I documenti dell’amministrazione Clinton confermano le politiche servili e pro-occidentali dell’oligarchia criminale post-sovietica.

Quindici anni dopo che l’allora sconosciuto Vladimir Putin ha assunto la presidenza russa, gli analisti si interrogano ancora su come sia arrivato in questa posizione. Documenti recentemente declassificati dall’amministrazione del presidente Bill Clinton, rilasciati a bne IntelliNews, mostrano come la candidatura di Putin sia stata un compromesso dopo un’accanita battaglia per il potere in Russia tra oligarchi filoamericani e conservatori filoamericani. In gioco non c’era solo il potere in Russia, ma la questione cruciale del rapporto della Russia con l’Occidente.

L'”oligarchia” russa ha preso il potere durante la rielezione di Eltsin nel 1996, quando ha usato la sua fiducia nei finanziamenti dei sette principali banchieri russi per acquisire il meglio delle risorse del paese.

Secondo i documenti dell’amministrazione Clinton, che sono stati rilasciati sotto una revisione di declassificazione obbligatoria, uno dei principali ideologi del sistema oligarchico russo appena coniato era il banchiere russo-israeliano e magnate dei media, Vladimir Gusinsky, proprietario di Most Bank e del canale televisivo NTV.

Gusinsky si presentò ad un pranzo del novembre 1996 con i funzionari dell’ambasciata americana con un messaggio importante: gli oligarchi erano qui per restare – ma non dovevano essere temuti dagli Stati Uniti.

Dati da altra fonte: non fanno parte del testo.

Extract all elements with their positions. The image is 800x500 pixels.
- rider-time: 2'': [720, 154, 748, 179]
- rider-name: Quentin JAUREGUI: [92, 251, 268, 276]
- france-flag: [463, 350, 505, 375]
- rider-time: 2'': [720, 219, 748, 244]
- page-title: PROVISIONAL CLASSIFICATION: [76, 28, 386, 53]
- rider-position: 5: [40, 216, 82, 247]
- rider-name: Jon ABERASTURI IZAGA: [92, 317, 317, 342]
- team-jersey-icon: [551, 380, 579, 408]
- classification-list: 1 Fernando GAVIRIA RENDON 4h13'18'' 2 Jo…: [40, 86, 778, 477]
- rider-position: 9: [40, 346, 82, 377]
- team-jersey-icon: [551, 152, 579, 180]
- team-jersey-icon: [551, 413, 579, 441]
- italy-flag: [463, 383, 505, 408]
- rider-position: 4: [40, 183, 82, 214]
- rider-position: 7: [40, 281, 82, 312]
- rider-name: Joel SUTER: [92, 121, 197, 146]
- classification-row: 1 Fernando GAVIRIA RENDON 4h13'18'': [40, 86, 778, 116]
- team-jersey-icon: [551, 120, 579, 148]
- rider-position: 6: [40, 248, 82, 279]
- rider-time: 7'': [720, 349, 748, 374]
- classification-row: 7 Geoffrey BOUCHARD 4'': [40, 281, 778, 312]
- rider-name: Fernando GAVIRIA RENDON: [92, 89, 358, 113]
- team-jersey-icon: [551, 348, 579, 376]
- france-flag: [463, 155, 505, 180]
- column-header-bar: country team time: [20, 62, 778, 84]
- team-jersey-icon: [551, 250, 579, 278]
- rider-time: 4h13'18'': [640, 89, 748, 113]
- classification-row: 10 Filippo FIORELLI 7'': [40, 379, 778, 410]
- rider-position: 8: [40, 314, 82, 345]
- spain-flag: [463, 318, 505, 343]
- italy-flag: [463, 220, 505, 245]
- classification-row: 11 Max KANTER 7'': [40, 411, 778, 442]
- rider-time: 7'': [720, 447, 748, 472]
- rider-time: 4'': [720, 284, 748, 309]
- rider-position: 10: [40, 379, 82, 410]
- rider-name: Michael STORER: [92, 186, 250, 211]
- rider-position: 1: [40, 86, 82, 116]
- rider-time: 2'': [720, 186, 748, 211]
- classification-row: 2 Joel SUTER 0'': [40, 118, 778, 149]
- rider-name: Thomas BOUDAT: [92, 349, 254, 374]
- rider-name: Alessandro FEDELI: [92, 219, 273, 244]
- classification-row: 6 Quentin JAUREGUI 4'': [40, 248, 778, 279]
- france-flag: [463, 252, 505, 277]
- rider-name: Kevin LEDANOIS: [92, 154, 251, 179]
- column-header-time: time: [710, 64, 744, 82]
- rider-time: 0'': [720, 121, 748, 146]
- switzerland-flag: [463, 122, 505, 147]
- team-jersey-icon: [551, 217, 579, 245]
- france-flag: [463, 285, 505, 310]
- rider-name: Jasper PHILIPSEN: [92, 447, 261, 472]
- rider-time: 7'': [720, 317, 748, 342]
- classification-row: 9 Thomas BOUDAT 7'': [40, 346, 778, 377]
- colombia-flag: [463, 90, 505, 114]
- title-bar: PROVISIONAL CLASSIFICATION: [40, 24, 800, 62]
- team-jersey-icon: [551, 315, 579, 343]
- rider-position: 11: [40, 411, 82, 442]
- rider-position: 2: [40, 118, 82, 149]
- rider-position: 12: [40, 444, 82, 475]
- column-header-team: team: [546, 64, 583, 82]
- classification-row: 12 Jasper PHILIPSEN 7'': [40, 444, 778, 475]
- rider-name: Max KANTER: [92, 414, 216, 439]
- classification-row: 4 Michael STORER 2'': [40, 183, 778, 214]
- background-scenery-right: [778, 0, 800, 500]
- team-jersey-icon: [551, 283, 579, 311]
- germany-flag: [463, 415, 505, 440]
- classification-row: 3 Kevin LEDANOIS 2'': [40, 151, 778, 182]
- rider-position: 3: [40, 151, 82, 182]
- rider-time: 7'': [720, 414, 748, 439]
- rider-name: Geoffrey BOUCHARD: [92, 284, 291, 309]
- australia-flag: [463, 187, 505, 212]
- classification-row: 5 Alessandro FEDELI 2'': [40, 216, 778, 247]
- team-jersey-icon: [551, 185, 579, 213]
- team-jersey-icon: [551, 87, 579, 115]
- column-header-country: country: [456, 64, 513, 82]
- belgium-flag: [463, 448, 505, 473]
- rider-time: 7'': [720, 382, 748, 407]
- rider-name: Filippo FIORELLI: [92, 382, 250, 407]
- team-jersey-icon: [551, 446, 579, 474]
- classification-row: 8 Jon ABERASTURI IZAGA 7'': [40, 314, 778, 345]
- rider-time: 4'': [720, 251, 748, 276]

L’oligarchia era un sistema di governo adeguato per la Russia, e avrebbe messo il paese su una rotta a favore degli Stati Uniti.

“La Russia, ha spiegato Gusinsky, non era un paese democratico o europeo; è un paese asiatico”, ha detto, secondo i registri dell’ambasciata, con il nome di Gusinsky cancellato ma implicito. “Il Paese era governato da un’oligarchia, di cui gli uomini d’affari come lui erano parte integrante, e lo sarebbero stati per un certo tempo”, ha detto Gusinsky ai diplomatici statunitensi.

“I nostri amici in Occidente” hanno fatto bene a criticare gli oligarchi in passato, ha detto, ma ora si sono assunti la “responsabilità per gli interessi nazionali della Russia”.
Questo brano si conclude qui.